Il suo ultimo pezzo si chiama "This Gun" e riflette proprio sull'eredità che lasceremo ai posteri. La canzone utilizza come metafora un soldato, che si confronta con la mortalità, chiedendosi quali parti del proprio passato vuole portare avanti e cosa invece lasciarsi alle spalle.
L'artista racconta che "The Gun" parla del lato umano della guerra, dove i soldati non sono macchine per uccidere, ma esseri umani che custodiscono dentro di loro paura, amore, ricordi e dubbi, anche nel corso delle più sanguinolente battaglie. Ma la canzone parla anche di battaglie personali, quelle che combattiamo quotidianamente dentro di noi, di momenti che ci cambiano per sempre. Siamo noi a decidere quali parti sopravvivono, e queste determineranno ciò che saremo e come saremo ricordati.
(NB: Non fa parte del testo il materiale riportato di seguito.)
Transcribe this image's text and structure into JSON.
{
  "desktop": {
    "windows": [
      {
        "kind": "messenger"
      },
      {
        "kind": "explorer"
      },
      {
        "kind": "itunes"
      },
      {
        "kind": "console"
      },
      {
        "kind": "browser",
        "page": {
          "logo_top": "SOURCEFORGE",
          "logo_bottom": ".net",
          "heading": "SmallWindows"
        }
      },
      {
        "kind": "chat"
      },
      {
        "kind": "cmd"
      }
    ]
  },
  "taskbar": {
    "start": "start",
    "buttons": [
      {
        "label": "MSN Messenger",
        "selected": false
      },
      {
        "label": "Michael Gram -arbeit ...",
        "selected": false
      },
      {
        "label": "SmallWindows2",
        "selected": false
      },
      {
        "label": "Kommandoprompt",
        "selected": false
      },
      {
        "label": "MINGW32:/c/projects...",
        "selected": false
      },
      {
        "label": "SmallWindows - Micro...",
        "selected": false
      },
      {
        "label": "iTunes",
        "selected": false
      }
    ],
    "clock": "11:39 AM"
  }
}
Il brano affronta il tema della lotta interiore e della resilienza, e frasi come "una pozza di dolore dentro il mio cervello" rimandano alla depressione e all'angoscia mentale che, almeno una volta, chiunque di noi ha provato o potrebbe provare.
Nella voce di Rosso si percepiscono disperazione e forza, lasciando emergere profonde crepe emotive. Questo appare evidente in un verso come "mi sono alzato per correre", nel quale si intravede un barlume di speranza, necessario per andare avanti per chi, come il protagonista della canzone, ha già lottato contro il dolore. L'artista inglese non glorifica il dolore, ma cattura quella forte tensione tra il desiderio di resa e la scelta di resistere.
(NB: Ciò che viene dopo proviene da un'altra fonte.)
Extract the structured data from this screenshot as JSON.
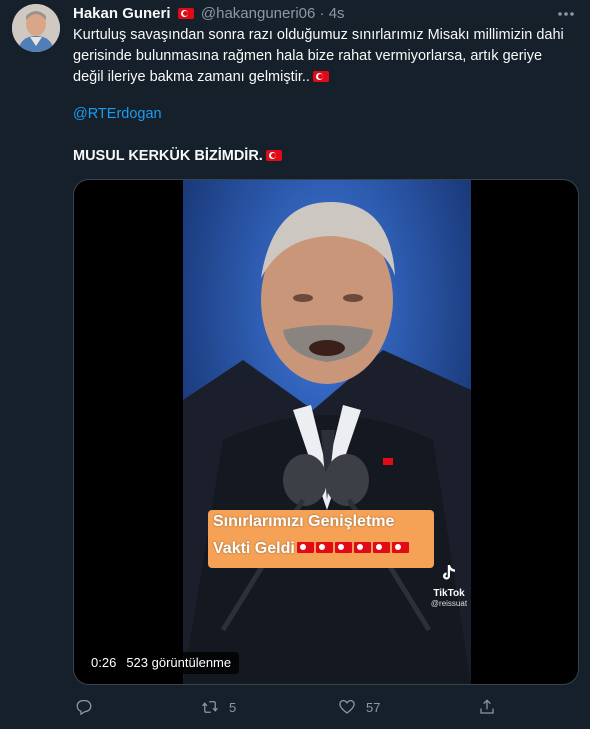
{
  "author": {
    "display_name": "Hakan Guneri",
    "handle": "@hakanguneri06",
    "separator": "·",
    "time": "4s"
  },
  "tweet": {
    "text": "Kurtuluş savaşından sonra razı olduğumuz sınırlarımız Misakı  millimizin dahi gerisinde bulunmasına rağmen hala bize rahat vermiyorlarsa, artık geriye değil ileriye bakma zamanı gelmiştir..",
    "mention": "@RTErdogan",
    "tagline": "MUSUL KERKÜK BİZİMDİR."
  },
  "media": {
    "caption_line1": "Sınırlarımızı Genişletme",
    "caption_line2": "Vakti Geldi",
    "tiktok_label": "TikTok",
    "tiktok_user": "@reissuat",
    "duration": "0:26",
    "views": "523 görüntülenme"
  },
  "actions": {
    "reply_count": "",
    "retweet_count": "5",
    "like_count": "57"
  },
  "colors": {
    "background": "#15202b",
    "link": "#1d9bf0",
    "muted": "#8b98a5",
    "flag_red": "#e30a17",
    "caption_orange": "#f5a256"
  }
}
Sin dalle prime note, "The Gun" si presenta come un'esplosione di energia metal moderna, capace di bilanciare forza ed emozione. Entrano subito in scena chitarre distorte, accompagnate da una batteria ruggente.
Rosso trae ispirazione da artisti come i Foo Fighters, Ozzy Osbourne e Yungblud, ma il suo non è un semplice richiamo stilistico: costruisce un sound personale, forte e riconoscibile. Il ritornello è tipico di una canzone heavy metal, di quelli da cantare a squarciagola, capaci di infiammare i concerti.
Rosso gestisce perfettamente il ritmo, rallentando quando vuole far respirare l'emozione e accelerando quando è il momento di farla esplodere. Con questo brano l'artista di York dimostra una piena maturità artistica, affermandosi come un rocker completo, capace di esplorare territori sia musicali sia narrativi con solidità e consapevolezza.